I think that I saw somewhere the following statement (probably it was in The Classical Groups by H. Weyl but I am not sure and now I can't find this statement there).

Claim. The $V_{(\lambda,\mu)}$-isotypic component of $V_{\lambda}\otimes V_{\mu}$ is the intersection of kernels of all tensor contractions $\psi_{p,q}$, where $p=\overline{1,|\lambda|}$ and $q=\overline{1,|\mu|}$, that correspond to the $p$-th contravariant component and to the $q$-th covariant component.

Does anyone know whether this statement is correct or not? Of course I could have forgotten some details, so any similar facts (or corrections to the original statement) would be appreciated.

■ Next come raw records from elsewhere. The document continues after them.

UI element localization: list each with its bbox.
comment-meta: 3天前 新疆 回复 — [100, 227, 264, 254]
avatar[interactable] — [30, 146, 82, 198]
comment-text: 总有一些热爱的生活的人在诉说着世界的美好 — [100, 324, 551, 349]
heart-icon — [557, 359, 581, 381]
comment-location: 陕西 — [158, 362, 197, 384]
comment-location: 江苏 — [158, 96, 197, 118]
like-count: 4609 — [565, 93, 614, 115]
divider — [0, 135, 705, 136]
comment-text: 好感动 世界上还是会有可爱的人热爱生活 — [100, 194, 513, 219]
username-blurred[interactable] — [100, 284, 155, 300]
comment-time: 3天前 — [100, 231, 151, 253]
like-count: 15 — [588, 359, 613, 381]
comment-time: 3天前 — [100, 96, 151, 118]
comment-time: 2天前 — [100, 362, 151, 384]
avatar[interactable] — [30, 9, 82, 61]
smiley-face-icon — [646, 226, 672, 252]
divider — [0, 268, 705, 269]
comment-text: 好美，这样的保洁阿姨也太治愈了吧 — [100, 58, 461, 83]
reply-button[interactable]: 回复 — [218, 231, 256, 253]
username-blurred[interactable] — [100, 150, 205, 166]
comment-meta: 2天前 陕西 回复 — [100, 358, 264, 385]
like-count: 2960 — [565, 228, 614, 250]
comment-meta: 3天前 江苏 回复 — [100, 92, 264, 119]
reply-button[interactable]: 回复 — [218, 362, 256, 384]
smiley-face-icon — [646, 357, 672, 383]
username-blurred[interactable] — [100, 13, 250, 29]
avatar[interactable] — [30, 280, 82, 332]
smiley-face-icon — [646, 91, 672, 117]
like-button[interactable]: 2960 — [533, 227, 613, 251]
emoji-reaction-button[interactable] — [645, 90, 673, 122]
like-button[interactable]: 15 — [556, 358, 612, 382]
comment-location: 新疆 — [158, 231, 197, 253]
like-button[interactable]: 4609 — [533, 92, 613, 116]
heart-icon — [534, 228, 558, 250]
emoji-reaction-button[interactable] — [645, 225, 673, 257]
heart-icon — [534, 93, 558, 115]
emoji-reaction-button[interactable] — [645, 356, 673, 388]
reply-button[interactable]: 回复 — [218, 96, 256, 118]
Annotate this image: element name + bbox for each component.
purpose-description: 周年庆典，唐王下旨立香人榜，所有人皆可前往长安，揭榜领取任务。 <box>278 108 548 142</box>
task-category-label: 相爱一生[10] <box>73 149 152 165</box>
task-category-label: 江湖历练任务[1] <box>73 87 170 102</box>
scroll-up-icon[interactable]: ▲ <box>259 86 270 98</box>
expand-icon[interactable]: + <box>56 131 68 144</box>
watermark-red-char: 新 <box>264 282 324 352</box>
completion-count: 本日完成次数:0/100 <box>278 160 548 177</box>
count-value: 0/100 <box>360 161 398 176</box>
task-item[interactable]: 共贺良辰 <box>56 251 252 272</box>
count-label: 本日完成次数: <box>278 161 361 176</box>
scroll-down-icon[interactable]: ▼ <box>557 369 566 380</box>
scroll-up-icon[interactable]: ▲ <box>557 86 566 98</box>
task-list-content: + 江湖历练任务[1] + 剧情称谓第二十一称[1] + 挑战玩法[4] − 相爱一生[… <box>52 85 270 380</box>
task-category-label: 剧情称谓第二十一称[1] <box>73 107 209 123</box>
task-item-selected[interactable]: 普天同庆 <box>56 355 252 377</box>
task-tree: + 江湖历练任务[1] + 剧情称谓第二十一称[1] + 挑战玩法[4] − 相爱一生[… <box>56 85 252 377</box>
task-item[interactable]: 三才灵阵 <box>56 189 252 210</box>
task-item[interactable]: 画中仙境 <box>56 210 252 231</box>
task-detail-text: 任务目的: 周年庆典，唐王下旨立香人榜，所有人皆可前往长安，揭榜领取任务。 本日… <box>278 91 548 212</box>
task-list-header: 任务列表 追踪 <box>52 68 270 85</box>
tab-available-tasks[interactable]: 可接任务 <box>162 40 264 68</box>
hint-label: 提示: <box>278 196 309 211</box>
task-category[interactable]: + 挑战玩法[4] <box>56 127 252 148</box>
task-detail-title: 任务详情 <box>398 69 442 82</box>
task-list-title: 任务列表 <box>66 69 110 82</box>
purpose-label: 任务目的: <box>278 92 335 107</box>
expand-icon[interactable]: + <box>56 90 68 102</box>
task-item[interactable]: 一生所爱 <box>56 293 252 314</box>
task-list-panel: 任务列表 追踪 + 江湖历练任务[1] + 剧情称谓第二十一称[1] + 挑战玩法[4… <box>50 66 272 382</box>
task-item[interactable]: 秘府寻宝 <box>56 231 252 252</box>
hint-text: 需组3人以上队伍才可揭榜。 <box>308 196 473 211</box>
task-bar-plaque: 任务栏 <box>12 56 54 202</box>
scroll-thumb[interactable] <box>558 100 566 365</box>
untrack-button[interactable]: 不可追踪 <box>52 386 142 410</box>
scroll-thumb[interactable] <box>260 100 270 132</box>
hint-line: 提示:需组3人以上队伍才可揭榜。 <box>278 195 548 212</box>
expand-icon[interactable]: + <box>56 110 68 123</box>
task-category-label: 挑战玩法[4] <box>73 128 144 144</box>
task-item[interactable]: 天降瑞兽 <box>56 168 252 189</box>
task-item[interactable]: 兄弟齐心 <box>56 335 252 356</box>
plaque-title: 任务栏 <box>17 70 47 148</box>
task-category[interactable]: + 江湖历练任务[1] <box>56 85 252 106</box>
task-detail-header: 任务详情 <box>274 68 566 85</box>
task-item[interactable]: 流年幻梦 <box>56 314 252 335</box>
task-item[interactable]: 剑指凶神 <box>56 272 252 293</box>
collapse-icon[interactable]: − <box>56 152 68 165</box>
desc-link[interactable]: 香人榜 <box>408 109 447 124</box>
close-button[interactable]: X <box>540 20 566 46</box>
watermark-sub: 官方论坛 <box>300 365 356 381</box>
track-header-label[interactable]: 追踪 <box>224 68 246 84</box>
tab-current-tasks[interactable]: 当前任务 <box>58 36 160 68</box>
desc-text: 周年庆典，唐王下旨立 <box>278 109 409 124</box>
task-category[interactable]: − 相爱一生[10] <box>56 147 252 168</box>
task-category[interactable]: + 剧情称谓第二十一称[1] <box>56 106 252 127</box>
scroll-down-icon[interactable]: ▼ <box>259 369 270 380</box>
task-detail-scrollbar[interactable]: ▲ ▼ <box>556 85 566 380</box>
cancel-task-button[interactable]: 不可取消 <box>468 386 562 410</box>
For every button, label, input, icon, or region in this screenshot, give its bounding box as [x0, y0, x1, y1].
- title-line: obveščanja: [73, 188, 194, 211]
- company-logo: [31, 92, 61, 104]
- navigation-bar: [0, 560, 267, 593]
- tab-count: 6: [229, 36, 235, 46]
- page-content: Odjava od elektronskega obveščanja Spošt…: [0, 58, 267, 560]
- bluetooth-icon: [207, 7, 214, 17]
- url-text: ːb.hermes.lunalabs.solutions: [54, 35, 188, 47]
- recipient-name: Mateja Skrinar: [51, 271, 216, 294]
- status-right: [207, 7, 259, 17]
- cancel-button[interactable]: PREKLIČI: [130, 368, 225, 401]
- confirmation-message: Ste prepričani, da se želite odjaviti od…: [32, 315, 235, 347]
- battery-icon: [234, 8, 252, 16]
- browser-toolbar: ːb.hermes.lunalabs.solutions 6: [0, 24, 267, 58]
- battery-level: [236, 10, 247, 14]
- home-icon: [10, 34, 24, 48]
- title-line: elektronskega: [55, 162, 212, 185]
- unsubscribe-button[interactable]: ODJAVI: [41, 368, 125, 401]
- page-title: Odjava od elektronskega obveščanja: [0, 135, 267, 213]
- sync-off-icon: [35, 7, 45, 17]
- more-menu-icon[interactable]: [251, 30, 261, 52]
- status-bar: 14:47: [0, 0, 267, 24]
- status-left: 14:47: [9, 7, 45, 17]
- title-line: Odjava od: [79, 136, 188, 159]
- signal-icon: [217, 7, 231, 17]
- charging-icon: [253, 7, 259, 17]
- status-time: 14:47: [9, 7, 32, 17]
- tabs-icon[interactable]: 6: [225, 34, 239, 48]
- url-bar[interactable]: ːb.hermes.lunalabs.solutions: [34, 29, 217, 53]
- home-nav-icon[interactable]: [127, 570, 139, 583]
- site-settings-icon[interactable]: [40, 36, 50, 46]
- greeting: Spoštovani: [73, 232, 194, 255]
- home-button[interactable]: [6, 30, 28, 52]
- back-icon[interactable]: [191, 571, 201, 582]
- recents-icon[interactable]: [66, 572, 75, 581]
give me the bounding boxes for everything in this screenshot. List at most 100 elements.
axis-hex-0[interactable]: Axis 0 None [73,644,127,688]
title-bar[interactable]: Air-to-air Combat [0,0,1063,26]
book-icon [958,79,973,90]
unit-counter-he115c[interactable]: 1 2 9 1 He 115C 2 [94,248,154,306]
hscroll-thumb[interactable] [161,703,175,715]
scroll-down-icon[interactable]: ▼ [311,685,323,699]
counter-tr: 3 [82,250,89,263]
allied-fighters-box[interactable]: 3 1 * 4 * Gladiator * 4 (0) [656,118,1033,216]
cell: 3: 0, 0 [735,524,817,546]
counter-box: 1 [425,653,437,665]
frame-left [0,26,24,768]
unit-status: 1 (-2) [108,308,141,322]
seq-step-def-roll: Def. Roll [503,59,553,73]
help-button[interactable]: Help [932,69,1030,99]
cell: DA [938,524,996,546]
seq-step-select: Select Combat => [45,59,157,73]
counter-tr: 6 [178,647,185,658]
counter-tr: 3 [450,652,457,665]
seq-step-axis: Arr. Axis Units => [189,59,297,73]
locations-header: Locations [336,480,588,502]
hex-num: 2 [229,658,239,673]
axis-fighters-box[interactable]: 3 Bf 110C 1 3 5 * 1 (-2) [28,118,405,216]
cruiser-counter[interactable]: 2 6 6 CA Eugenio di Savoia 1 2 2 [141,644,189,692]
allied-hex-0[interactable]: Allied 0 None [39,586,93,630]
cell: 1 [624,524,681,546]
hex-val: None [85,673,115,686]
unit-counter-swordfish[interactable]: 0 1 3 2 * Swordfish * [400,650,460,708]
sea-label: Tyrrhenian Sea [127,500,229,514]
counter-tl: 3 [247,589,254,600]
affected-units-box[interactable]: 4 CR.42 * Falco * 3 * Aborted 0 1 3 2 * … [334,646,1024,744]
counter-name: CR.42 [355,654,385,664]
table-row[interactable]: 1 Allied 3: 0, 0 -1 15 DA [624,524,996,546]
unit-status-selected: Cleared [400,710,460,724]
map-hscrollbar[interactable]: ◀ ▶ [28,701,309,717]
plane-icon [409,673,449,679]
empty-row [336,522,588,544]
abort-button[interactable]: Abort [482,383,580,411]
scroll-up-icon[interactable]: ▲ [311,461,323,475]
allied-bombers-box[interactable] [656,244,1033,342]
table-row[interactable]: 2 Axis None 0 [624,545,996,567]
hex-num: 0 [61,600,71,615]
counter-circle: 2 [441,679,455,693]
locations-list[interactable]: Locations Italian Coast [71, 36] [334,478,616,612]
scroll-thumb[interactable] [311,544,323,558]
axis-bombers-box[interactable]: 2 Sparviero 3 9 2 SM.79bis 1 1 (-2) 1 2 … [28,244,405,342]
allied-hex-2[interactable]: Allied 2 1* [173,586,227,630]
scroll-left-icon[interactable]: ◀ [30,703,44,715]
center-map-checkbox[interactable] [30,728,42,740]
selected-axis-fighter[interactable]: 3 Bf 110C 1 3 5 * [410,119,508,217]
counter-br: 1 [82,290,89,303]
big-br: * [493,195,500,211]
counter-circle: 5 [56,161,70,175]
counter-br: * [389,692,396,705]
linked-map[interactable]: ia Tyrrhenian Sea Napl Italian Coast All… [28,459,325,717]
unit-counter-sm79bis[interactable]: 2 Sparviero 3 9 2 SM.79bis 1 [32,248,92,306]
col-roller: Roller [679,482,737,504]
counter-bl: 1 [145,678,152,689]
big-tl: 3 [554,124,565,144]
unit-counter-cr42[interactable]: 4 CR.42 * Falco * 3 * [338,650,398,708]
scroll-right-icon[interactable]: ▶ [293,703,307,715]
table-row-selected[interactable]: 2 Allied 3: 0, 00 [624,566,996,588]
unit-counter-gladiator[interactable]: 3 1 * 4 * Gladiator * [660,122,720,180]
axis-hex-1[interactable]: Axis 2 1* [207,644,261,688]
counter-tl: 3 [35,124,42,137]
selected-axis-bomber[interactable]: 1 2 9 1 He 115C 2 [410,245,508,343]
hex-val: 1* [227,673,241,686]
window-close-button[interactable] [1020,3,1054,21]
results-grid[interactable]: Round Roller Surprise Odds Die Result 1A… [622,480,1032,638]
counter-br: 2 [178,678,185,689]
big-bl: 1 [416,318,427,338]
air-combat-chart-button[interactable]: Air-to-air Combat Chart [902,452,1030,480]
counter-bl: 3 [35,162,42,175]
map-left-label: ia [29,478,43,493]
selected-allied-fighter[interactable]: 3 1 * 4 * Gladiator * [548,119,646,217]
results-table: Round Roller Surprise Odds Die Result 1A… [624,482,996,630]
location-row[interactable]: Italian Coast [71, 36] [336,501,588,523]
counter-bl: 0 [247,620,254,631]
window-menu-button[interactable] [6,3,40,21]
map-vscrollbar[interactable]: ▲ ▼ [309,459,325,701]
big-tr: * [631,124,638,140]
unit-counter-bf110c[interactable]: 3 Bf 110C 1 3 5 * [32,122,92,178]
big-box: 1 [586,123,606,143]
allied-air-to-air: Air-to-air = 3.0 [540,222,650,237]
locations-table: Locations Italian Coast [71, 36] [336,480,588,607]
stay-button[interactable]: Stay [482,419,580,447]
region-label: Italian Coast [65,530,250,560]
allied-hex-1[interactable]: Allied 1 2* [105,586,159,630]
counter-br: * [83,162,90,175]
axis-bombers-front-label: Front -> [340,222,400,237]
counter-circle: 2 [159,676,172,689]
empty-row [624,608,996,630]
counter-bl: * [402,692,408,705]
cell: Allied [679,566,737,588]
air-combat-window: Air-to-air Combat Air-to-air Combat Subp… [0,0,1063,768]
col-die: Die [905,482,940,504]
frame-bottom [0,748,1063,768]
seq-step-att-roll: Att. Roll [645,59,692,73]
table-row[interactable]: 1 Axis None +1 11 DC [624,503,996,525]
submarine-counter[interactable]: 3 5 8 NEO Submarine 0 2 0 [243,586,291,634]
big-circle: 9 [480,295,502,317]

Update. It seems that a similar fact is claimed in A. Kirillov's Elements of the theory of representations (see 17.2. Representations of classical compact Lie groups) but the author also refers to H. Weyl's Classical groups without any additional details. Hence, any other references would be appreciated.

Answer 1

This is true. Let $r=|\lambda|,s=|\mu|$. The important observations are this:

• $V_{(\lambda,\mu)}$ appears with multiplicity 1. It's the "Cartan component" of the tensor product.
• $V_{(\lambda,\mu)}$ is not a summand of $V^{\otimes r-1}\otimes (V^*)^{\otimes s-1}$. This can be seen by some basic convexity results (or just the Pieri rule). Thus, it lies in the kernel of any map to this space.
• Any other summand of $V_{\lambda}\otimes V_{\mu}$ is a summand of $V^{\otimes r-1}\otimes (V^*)^{\otimes s-1}$. This is actually probably the trickiest part. There should be some nice combinatorial way to see this, but at the moment, the only way I can see is the Schur-Weyl duality with the walled Brauer algebra (See here, for example). By eq. (2) in that paper, any endomorphism of $V_{\lambda}\otimes V_{\mu}$ must be a scalar plus a homomorphism factoring through $V^{\otimes r-1}\otimes (V^*)^{\otimes s-1}$. Applying this to projection to any summand other than $V_{\lambda}\otimes V_{\mu}$ shows that summand is isomorphic to one of $V^{\otimes r-1}\otimes (V^*)^{\otimes s-1}$.
• Any homomorphism $ V_{\lambda}\otimes V_{\mu}\to V^{\otimes r-1}\otimes (V^*)^{\otimes s-1}$ factors through one of the vector contractions. Again, I would show this using the walled Brauer algebra (or maybe better, the oriented Brauer category of this paper), since $\mathrm{Hom}(V^{\otimes r}\otimes (V^*)^{\otimes s},V^{\otimes r-1}\otimes (V^*)^{\otimes s-1})$ is an easily understood bimodule of diagrams, and you just have to shorten one of the cups (in the usual graphical calculus, a contraction is a cup joining two inputs with nothing else happening).